Group 1: Studies in Language and Literature Language A
Literature School Supported Self-Taught Languages
Through the study of a wide range of literature, the Language A: Literature course encourages students to appreciate the artistry of literature and to develop an ability to reflect critically on their reading. Works are studied in their literary and cultural contexts, through close study of individual texts and passages, and by considering a range of critical approaches. In view of the international nature of the IB and its commitment to intercultural understanding, the Language A: Literature course does not limit the study of works to the products of one culture or the cultures covered by any one language. The study of works in translation is especially important in introducing students, through literature, to other cultural perspectives.
The response to the study of literature is through oral and written communication, thus enabling students to develop and refine their command of language. Language A: literature is a flexible course that allows teachers to choose works from prescribed lists of authors and to construct a course that suits the particular needs and interests of their students. It is divided into three parts, each with a particular focus.
- Readers, Writers and Texts: aims to introduce students to the notion and purpose of literature and the ways in which texts can be read, interpreted and responded to.
- Time and Space: draws attention to the fact that texts are not isolated entities, but are connected to space and time.
- Intertextuality: connecting texts focus on the connection between and among diverse texts, traditions, creators and ideas.
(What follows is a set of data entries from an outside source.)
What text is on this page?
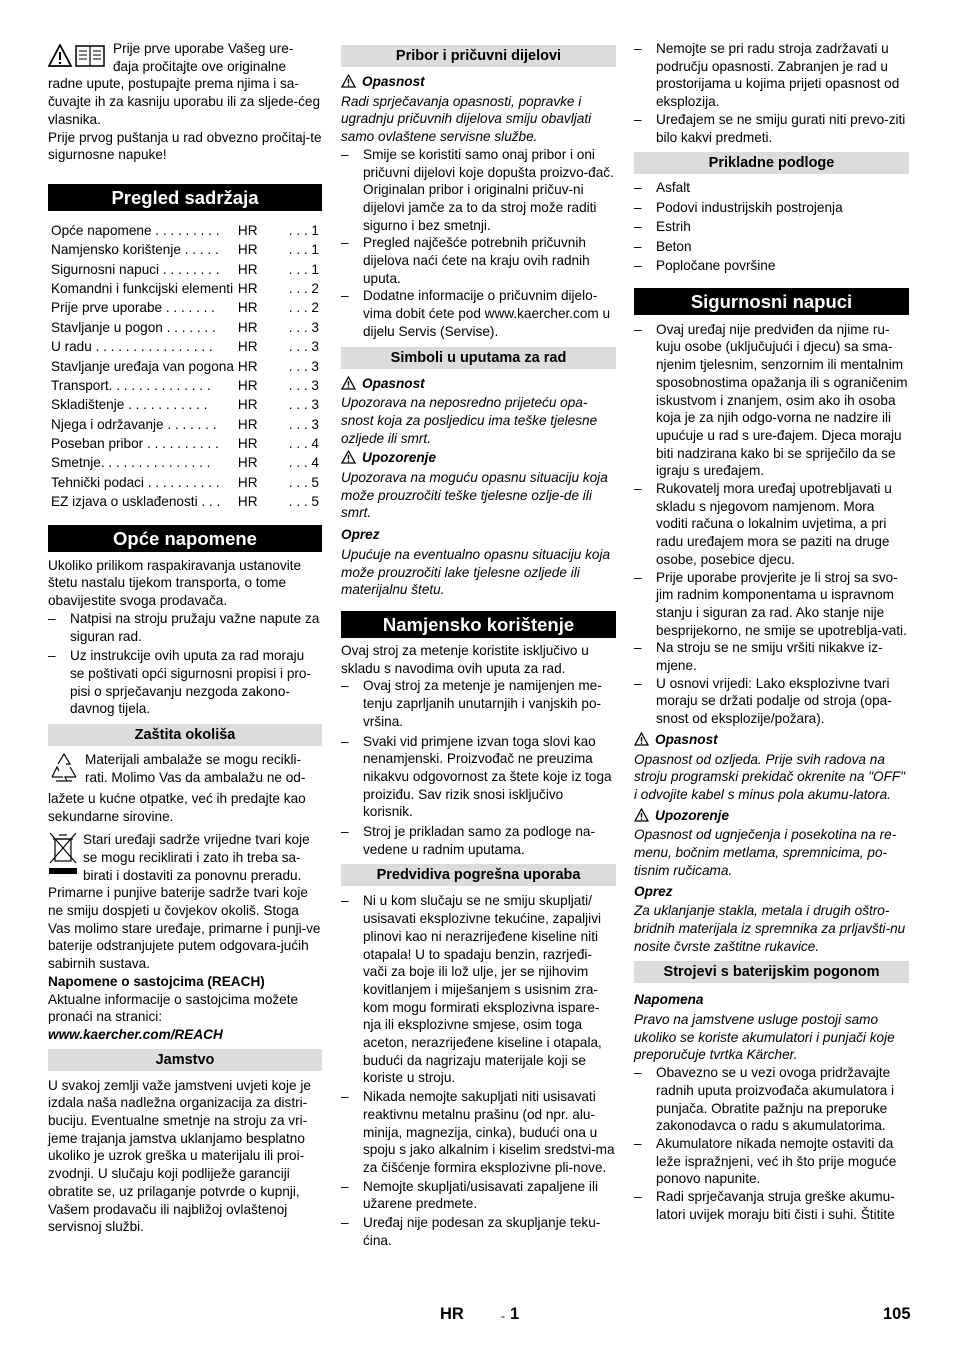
Prije prve uporabe Vašeg ure-

đaja pročitajte ove originalne

radne upute, postupajte prema njima i sa-čuvajte ih za kasniju uporabu ili za sljede-ćeg vlasnika.

Prije prvog puštanja u rad obvezno pročitaj-te sigurnosne napuke!

Pregled sadržaja
Opće napomene . . . . . . . . .	HR	. . . 1
Namjensko korištenje . . . . .	HR	. . . 1
Sigurnosni napuci . . . . . . . .	HR	. . . 1
Komandni i funkcijski elementi	HR	. . . 2
Prije prve uporabe . . . . . . .	HR	. . . 2
Stavljanje u pogon . . . . . . .	HR	. . . 3
U radu . . . . . . . . . . . . . . . .	HR	. . . 3
Stavljanje uređaja van pogona	HR	. . . 3
Transport. . . . . . . . . . . . . .	HR	. . . 3
Skladištenje . . . . . . . . . . .	HR	. . . 3
Njega i održavanje . . . . . . .	HR	. . . 3
Poseban pribor . . . . . . . . . .	HR	. . . 4
Smetnje. . . . . . . . . . . . . . .	HR	. . . 4
Tehnički podaci . . . . . . . . . .	HR	. . . 5
EZ izjava o usklađenosti . . .	HR	. . . 5
Opće napomene

Ukoliko prilikom raspakiravanja ustanovite štetu nastalu tijekom transporta, o tome obavijestite svoga prodavača.

– Natpisi na stroju pružaju važne napute za siguran rad.
– Uz instrukcije ovih uputa za rad moraju se poštivati opći sigurnosni propisi i pro-pisi o sprječavanju nezgoda zakono-davnog tijela.
Zaštita okoliša

Materijali ambalaže se mogu recikli-

rati. Molimo Vas da ambalažu ne od-

lažete u kućne otpatke, već ih predajte kao sekundarne sirovine.

Stari uređaji sadrže vrijedne tvari koje

se mogu reciklirati i zato ih treba sa-

birati i dostaviti za ponovnu preradu.

Primarne i punjive baterije sadrže tvari koje ne smiju dospjeti u čovjekov okoliš. Stoga Vas molimo stare uređaje, primarne i punji-ve baterije odstranjujete putem odgovara-jućih sabirnih sustava.

Napomene o sastojcima (REACH)

Aktualne informacije o sastojcima možete pronaći na stranici:

www.kaercher.com/REACH

Jamstvo

U svakoj zemlji važe jamstveni uvjeti koje je izdala naša nadležna organizacija za distri-buciju. Eventualne smetnje na stroju za vri-jeme trajanja jamstva uklanjamo besplatno ukoliko je uzrok greška u materijalu ili proi-zvodnji. U slučaju koji podliježe garanciji obratite se, uz prilaganje potvrde o kupnji, Vašem prodavaču ili najbližoj ovlaštenoj servisnoj službi.

Pribor i pričuvni dijelovi

Opasnost

Radi sprječavanja opasnosti, popravke i ugradnju pričuvnih dijelova smiju obavljati samo ovlaštene servisne službe.

– Smije se koristiti samo onaj pribor i oni pričuvni dijelovi koje dopušta proizvo-đač. Originalan pribor i originalni pričuv-ni dijelovi jamče za to da stroj može raditi sigurno i bez smetnji.
– Pregled najčešće potrebnih pričuvnih dijelova naći ćete na kraju ovih radnih uputa.
– Dodatne informacije o pričuvnim dijelo-vima dobit ćete pod www.kaercher.com u dijelu Servis (Servise).
Simboli u uputama za rad

Opasnost

Upozorava na neposredno prijeteću opa-snost koja za posljedicu ima teške tjelesne ozljede ili smrt.

Upozorenje

Upozorava na moguću opasnu situaciju koja može prouzročiti teške tjelesne ozlje-de ili smrt.

Oprez

Upućuje na eventualno opasnu situaciju koja može prouzročiti lake tjelesne ozljede ili materijalnu štetu.

Namjensko korištenje

Ovaj stroj za metenje koristite isključivo u skladu s navodima ovih uputa za rad.

– Ovaj stroj za metenje je namijenjen me-tenju zaprljanih unutarnjih i vanjskih po-vršina.
– Svaki vid primjene izvan toga slovi kao nenamjenski. Proizvođač ne preuzima nikakvu odgovornost za štete koje iz toga proiziđu. Sav rizik snosi isključivo korisnik.
– Stroj je prikladan samo za podloge na-vedene u radnim uputama.
Predvidiva pogrešna uporaba
– Ni u kom slučaju se ne smiju skupljati/ usisavati eksplozivne tekućine, zapaljivi plinovi kao ni nerazrijeđene kiseline niti otapala! U to spadaju benzin, razrjeđi-vači za boje ili lož ulje, jer se njihovim kovitlanjem i miješanjem s usisnim zra-kom mogu formirati eksplozivna ispare-nja ili eksplozivne smjese, osim toga aceton, nerazrijeđene kiseline i otapala, budući da nagrizaju materijale koji se koriste u stroju.
– Nikada nemojte sakupljati niti usisavati reaktivnu metalnu prašinu (od npr. alu-minija, magnezija, cinka), budući ona u spoju s jako alkalnim i kiselim sredstvi-ma za čišćenje formira eksplozivne pli-nove.
– Nemojte skupljati/usisavati zapaljene ili užarene predmete.
– Uređaj nije podesan za skupljanje teku-ćina.
– Nemojte se pri radu stroja zadržavati u području opasnosti. Zabranjen je rad u prostorijama u kojima prijeti opasnost od eksplozija.
– Uređajem se ne smiju gurati niti prevo-ziti bilo kakvi predmeti.
Prikladne podloge
– Asfalt
– Podovi industrijskih postrojenja
– Estrih
– Beton
– Popločane površine
Sigurnosni napuci
– Ovaj uređaj nije predviđen da njime ru-kuju osobe (uključujući i djecu) sa sma-njenim tjelesnim, senzornim ili mentalnim sposobnostima opažanja ili s ograničenim iskustvom i znanjem, osim ako ih osoba koja je za njih odgo-vorna ne nadzire ili upućuje u rad s ure-đajem. Djeca moraju biti nadzirana kako bi se spriječilo da se igraju s uređajem.
– Rukovatelj mora uređaj upotrebljavati u skladu s njegovom namjenom. Mora voditi računa o lokalnim uvjetima, a pri radu uređajem mora se paziti na druge osobe, posebice djecu.
– Prije uporabe provjerite je li stroj sa svo-jim radnim komponentama u ispravnom stanju i siguran za rad. Ako stanje nije besprijekorno, ne smije se upotreblja-vati.
– Na stroju se ne smiju vršiti nikakve iz-mjene.
– U osnovi vrijedi: Lako eksplozivne tvari moraju se držati podalje od stroja (opa-snost od eksplozije/požara).

Opasnost

Opasnost od ozljeda. Prije svih radova na stroju programski prekidač okrenite na "OFF" i odvojite kabel s minus pola akumu-latora.

Upozorenje

Opasnost od ugnječenja i posekotina na re-menu, bočnim metlama, spremnicima, po-tisnim ručicama.

Oprez

Za uklanjanje stakla, metala i drugih oštro-bridnih materijala iz spremnika za prljavšti-nu nosite čvrste zaštitne rukavice.

Strojevi s baterijskim pogonom

Napomena

Pravo na jamstvene usluge postoji samo ukoliko se koriste akumulatori i punjači koje preporučuje tvrtka Kärcher.

– Obavezno se u vezi ovoga pridržavajte radnih uputa proizvođača akumulatora i punjača. Obratite pažnju na preporuke zakonodavca o radu s akumulatorima.
– Akumulatore nikada nemojte ostaviti da leže ispražnjeni, već ih što prije moguće ponovo napunite.
– Radi sprječavanja struja greške akumu-latori uvijek moraju biti čisti i suhi. Štitite
HR	- 1	105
SL students will study nine works, whereas HL will study thirteen works. This will include works written originally in the language studies, as well as works in translation.
Language and Literature English, Vietnamese & Korean
The study of the texts produced in a language is central to an active engagement with language and culture and, by extension, to how we see and understand the world in which we live. A key aim of the language A: Language and Literature course is to encourage students to question the meaning generated by language and texts, which, it can be argued, is rarely straightforward and unambiguous. Helping students to focus closely on the language of the texts they study and to become aware of the role of each text’s wider context in shaping its meaning is central to the course.
The Language A: Language and Literature course aims to develop in students skills of textual analysis and the understanding that texts, both literary and non-literary, can be seen as autonomous yet simultaneously related to culturally determined reading practices. The course is designed to be flexible —teachers have the opportunity to construct it in a way that reflects the interests and concerns that are relevant to their students while developing in students a range of transferable skills.
An understanding of the ways in which formal elements are used to create meaning in a text is combined with an exploration of how that meaning is affected by reading practices that are culturally defined and by the circumstances of production and reception.
In view of the international nature of the IB and its commitment to intercultural understanding, the Language A: Language and Literature course does not limit the study of texts to the products of one culture or of the cultures covered by any one language. The study of literature in translation from other cultures is especially important to IB Diploma Programme students because it contributes to a global perspective, thereby promoting an insight into, and understanding of, the different ways in which cultures influence and shape the experiences of life common to all humanity.